Les trois jours de grève prévus fin novembre pèseront lourdement sur les finances syndicales. Avec 40 euros d’indemnité quotidienne versée par affilié participant, la facture se chiffrera en millions d’euros.
Ils avaient promis de ne pas en rester là. Après une large mobilisation dans les rues de Bruxelles le 14 octobre, les syndicats remettront le couvert le mois prochain. Et plutôt trois fois qu’une. FGTB, CSC et CGSLB ont annoncé trois jours de grève les 24, 25 et 26 novembre. Du jamais vu dans l’histoire récente des mouvements sociaux.
Inédit, cet «appel de novembre» est adressé à tous les travailleurs du pays. Le personnel des transports en commun débrayera le lundi, suivi par une mobilisation des services publics le mardi, avant une grève interprofessionnelle le mercredi. Les cheminots, eux, devraient se croiser les bras durant les trois jours. Une succession d’actions qui risque de coûter cher à l’économie belge… mais aussi aux finances syndicales.

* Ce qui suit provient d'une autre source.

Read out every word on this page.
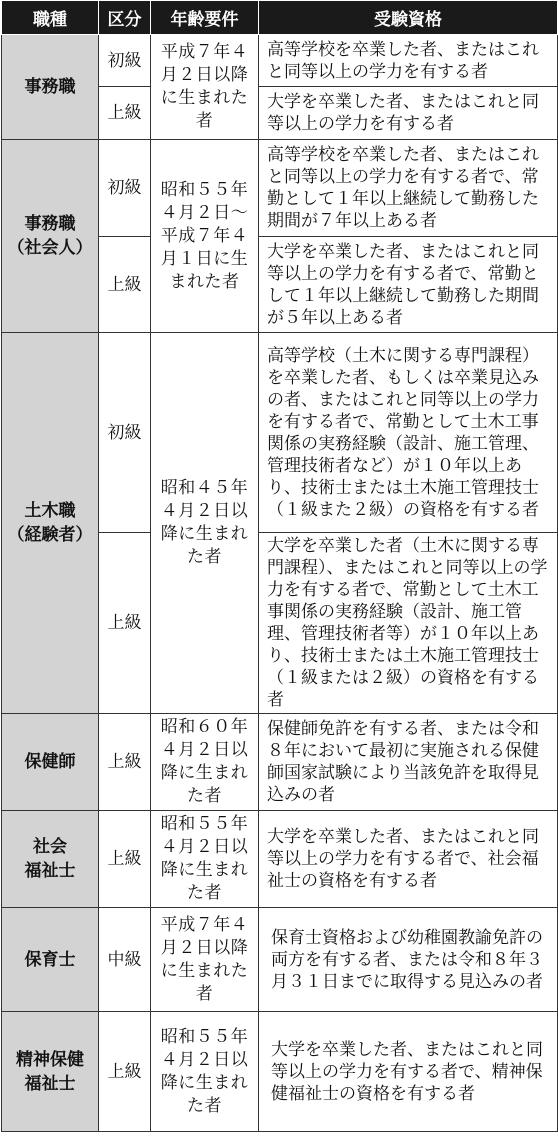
職種	区分	年齢要件	受験資格
事務職	初級	平成７年４月２日以降に生まれた者	高等学校を卒業した者、またはこれと同等以上の学力を有する者
	上級		大学を卒業した者、またはこれと同等以上の学力を有する者
事務職
（社会人）	初級	昭和５５年４月２日～平成７年４月１日に生まれた者	高等学校を卒業した者、またはこれと同等以上の学力を有する者で、常勤として１年以上継続して勤務した期間が７年以上ある者
	上級		大学を卒業した者、またはこれと同等以上の学力を有する者で、常勤として１年以上継続して勤務した期間が５年以上ある者
土木職
（経験者）	初級	昭和４５年４月２日以降に生まれた者	高等学校（土木に関する専門課程）を卒業した者、もしくは卒業見込みの者、またはこれと同等以上の学力を有する者で、常勤として土木工事関係の実務経験（設計、施工管理、管理技術者など）が１０年以上あり、技術士または土木施工管理技士（１級また２級）の資格を有する者
	上級		大学を卒業した者（土木に関する専門課程）、またはこれと同等以上の学力を有する者で、常勤として土木工事関係の実務経験（設計、施工管理、管理技術者等）が１０年以上あり、技術士または土木施工管理技士（１級または２級）の資格を有する者
保健師	上級	昭和６０年４月２日以降に生まれた者	保健師免許を有する者、または令和８年において最初に実施される保健師国家試験により当該免許を取得見込みの者
社会
福祉士	上級	昭和５５年４月２日以降に生まれた者	大学を卒業した者、またはこれと同等以上の学力を有する者で、社会福祉士の資格を有する者
保育士	中級	平成７年４月２日以降に生まれた者	保育士資格および幼稚園教諭免許の両方を有する者、または令和８年３月３１日までに取得する見込みの者
精神保健
福祉士	上級	昭和５５年４月２日以降に生まれた者	大学を卒業した者、またはこれと同等以上の学力を有する者で、精神保健福祉士の資格を有する者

Pour rappel, tout travailleur qui décide de participer à une action de grève est contraint de faire une croix sur sa rémunération quotidienne. Une perte nette pour le gréviste, qui est toutefois partiellement compensée s’il est affilié à un syndicat. La FGTB, la CSC et la CGSLB verse en effet une indemnité de 40 euros à leurs membres participants (1), quels que soient leur profession ou leur statut (employé, cadre, ouvrier). Logiquement, plus la mobilisation est importante, plus l’argent à sortir des caisses syndicales est conséquent.
Un trésor bien gardé
Pour s’acquitter de cette facture salée, les syndicats peuvent compter sur l’apport de leurs affiliés eux-mêmes. Ces derniers versent une cotisation mensuelle qui avoisine les 20 euros, mais qui varie selon la centrale syndicale, la situation professionnelle de l’affilié et son secteur. A la CSC, les travailleurs à temps partiel, les chômeurs ou les jeunes bénéficient par exemple d’une réduction. Cette cotisation contribue aux frais de fonctionnement de l’organisation. Mais un pourcentage non négligeable alimente également les fameuses «caisses de grève», de précieuses réserves qui permettent aux syndicats de financer leurs actions de débrayage.
Le montant de ce trésor est gardé secret en Belgique. Les syndicats ne sont en effet pas tenus d’en révéler la teneur, contrairement à la somme qu’ils allouent à la gestion et au paiement des allocations de chômage. Une discrétion censée entretenir le flou autour de la force de frappe syndicale, et ainsi préserver leur capacité de réaction et de résistance face au patronat et aux gouvernements. Le principe est d’ailleurs garanti par l’Organisation Internationale du Travail depuis l’après-guerre.
Ces «caisses de grève» seront donc largement mises à contribution fin novembre. Le montant total que les syndicats devront débourser reste toutefois difficile à estimer, concède Jean Faniel, directeur général du Crisp (Centre de recherche et d’information socio-politiques). Il dépendra du degré de mobilisation lors de ces trois journées, qui sera sans doute influencé par les décisions budgétaires du fédéral, attendues sous peu.
10 millions en 2023
Mais d’autres facteurs pourraient peser dans la balance. «On pourrait imaginer que certains secteurs, comme la petite enfance ou la culture, décident de se mobiliser non pas un seul, mais plusieurs jours, à l’instar des cheminots», suppute Jean Faniel. Avec à la clé un doublement, voire un triplement des 40 euros d’indemnités à verser par les syndicats.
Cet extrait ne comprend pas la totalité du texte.